The goal of multimodal image fusion is to integrate complementary information from infrared and visible images, generating multimodal fused images for downstream tasks. Existing downstream pre-training models are typically trained on visible images. However, the significant pixel distribution differences between visible and multimodal fusion images can degrade downstream task performance, sometimes even below that of using only visible images. This paper explores adapting multimodal fused images with significant modality differences to object detection and semantic segmentation models trained on visible images. To address this, we propose MambaTrans, a novel multimodal fusion image modality translator. MambaTrans uses descriptions from a multimodal large language model and masks from semantic segmentation models as input.

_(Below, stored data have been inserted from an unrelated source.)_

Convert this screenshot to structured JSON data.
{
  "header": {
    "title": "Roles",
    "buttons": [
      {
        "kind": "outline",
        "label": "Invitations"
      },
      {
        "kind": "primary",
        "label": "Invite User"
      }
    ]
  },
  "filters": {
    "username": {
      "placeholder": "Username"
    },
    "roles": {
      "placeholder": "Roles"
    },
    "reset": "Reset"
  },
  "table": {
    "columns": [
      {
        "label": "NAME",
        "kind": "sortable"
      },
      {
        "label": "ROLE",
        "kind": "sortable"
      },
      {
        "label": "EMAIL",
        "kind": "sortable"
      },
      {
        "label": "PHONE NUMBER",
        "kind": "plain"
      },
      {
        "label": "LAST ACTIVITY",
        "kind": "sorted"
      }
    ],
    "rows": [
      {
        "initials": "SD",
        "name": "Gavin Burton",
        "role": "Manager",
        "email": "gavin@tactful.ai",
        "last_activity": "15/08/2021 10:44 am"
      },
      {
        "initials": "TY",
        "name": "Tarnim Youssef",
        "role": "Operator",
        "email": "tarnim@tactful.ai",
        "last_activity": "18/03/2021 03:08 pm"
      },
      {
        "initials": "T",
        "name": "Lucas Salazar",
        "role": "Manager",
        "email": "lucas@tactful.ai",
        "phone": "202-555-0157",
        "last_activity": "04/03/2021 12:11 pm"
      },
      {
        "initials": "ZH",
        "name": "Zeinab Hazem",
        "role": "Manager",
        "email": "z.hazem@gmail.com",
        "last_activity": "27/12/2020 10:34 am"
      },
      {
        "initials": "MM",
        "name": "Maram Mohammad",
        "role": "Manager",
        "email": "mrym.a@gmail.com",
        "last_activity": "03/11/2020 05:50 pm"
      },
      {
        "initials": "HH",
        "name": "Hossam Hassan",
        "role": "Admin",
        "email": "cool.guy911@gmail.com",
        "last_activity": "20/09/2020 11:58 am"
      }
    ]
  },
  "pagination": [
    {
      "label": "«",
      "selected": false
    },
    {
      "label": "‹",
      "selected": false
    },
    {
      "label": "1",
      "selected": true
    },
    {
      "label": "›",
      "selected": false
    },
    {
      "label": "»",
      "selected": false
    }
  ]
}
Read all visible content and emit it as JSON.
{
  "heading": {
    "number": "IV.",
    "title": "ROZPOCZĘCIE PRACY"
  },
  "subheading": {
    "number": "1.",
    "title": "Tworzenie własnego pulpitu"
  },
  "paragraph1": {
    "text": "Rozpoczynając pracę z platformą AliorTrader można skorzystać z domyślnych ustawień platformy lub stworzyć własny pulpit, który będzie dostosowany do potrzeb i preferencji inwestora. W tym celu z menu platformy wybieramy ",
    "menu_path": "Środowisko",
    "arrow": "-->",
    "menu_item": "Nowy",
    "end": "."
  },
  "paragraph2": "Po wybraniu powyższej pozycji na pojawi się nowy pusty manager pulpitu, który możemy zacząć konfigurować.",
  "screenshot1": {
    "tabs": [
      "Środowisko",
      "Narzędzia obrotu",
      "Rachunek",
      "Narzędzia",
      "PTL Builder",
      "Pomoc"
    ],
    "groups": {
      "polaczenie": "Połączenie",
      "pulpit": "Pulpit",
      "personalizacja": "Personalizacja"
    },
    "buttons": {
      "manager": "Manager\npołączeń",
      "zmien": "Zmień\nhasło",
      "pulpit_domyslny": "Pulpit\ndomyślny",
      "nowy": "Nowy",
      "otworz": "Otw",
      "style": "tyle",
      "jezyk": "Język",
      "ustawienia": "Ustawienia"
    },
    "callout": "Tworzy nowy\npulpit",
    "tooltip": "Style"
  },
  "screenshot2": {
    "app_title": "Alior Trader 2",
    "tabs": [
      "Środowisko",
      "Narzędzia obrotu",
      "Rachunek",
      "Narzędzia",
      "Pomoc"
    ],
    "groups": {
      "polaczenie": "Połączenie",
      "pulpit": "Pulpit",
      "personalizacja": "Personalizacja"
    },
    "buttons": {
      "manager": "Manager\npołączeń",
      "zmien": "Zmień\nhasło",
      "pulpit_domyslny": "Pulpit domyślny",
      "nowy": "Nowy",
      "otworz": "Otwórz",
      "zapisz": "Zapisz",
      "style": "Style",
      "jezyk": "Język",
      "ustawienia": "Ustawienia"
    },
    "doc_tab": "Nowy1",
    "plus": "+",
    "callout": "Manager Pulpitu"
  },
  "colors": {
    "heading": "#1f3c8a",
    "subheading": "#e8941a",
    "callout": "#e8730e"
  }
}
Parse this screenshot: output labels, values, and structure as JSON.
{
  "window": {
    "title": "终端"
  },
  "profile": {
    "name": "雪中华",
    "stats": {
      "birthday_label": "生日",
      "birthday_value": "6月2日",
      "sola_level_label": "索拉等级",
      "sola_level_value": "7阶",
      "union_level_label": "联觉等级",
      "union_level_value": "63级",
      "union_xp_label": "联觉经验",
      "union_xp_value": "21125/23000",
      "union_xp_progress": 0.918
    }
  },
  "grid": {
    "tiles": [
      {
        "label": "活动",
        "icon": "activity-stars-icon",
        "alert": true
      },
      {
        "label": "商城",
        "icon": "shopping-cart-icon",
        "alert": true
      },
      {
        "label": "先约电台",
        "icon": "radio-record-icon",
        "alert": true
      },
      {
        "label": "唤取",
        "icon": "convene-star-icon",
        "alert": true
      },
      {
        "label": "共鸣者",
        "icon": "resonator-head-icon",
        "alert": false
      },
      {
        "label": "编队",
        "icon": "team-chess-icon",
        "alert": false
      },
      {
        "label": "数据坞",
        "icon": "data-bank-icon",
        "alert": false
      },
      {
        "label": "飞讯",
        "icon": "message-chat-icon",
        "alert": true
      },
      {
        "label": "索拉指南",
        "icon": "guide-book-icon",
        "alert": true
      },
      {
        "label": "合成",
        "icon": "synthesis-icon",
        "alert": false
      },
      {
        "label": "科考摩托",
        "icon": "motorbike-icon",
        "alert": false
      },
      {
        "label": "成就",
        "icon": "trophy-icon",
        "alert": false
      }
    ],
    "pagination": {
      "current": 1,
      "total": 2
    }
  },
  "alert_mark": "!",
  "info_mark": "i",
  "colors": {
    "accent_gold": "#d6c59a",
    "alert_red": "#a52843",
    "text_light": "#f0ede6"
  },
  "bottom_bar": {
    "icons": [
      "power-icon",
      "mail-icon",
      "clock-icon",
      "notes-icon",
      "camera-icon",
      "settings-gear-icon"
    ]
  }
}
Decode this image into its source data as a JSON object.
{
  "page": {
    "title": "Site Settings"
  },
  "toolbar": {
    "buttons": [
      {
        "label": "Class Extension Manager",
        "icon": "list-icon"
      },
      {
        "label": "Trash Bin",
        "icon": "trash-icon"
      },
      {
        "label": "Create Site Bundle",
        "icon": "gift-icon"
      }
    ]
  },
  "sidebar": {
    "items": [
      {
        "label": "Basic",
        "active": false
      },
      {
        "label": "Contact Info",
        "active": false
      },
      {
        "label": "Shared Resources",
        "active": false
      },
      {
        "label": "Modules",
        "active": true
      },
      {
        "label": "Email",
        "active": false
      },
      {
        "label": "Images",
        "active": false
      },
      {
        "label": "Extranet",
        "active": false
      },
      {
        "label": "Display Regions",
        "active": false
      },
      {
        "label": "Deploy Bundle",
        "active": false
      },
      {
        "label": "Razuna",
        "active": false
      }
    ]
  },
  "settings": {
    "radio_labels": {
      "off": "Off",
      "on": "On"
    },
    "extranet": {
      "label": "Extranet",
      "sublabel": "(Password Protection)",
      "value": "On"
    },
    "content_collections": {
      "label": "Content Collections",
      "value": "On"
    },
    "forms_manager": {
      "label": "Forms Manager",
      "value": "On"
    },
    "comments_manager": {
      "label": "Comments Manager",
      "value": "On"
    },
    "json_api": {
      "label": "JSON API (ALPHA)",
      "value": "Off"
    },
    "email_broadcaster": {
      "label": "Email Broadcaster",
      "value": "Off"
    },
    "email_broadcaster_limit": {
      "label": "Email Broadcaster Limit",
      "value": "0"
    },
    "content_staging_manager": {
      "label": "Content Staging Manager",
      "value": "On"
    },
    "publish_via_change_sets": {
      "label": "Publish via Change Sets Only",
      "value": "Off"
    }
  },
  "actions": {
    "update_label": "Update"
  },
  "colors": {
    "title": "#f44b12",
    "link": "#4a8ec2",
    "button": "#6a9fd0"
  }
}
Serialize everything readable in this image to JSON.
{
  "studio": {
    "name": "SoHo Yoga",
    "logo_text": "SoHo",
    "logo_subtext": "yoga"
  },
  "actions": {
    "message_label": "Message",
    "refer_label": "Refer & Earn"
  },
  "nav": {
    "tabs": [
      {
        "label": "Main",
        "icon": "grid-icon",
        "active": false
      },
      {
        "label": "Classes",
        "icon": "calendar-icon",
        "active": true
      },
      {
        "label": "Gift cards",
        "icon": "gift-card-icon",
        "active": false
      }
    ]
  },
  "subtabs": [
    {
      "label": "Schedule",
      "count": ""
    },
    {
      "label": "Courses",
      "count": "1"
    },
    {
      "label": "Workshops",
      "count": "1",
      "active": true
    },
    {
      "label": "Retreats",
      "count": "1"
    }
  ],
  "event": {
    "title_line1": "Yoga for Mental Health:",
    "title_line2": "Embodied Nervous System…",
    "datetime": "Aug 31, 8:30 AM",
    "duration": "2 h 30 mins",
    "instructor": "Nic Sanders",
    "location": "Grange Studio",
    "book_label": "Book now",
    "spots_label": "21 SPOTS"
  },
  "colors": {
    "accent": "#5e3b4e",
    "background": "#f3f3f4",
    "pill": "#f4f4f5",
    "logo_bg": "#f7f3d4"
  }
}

Its core component, the Multi-Model State Space Block, combines mask-image-text cross-attention and a 3D-Selective Scan Module, enhancing pure visual capabilities. By leveraging object detection prior knowledge, MambaTrans minimizes detection loss during training and captures long-term dependencies among text, masks, and images. This enables favorable results in pre-trained models without adjusting their parameters. Experiments on public datasets show that MambaTrans effectively improves multimodal image performance in downstream tasks.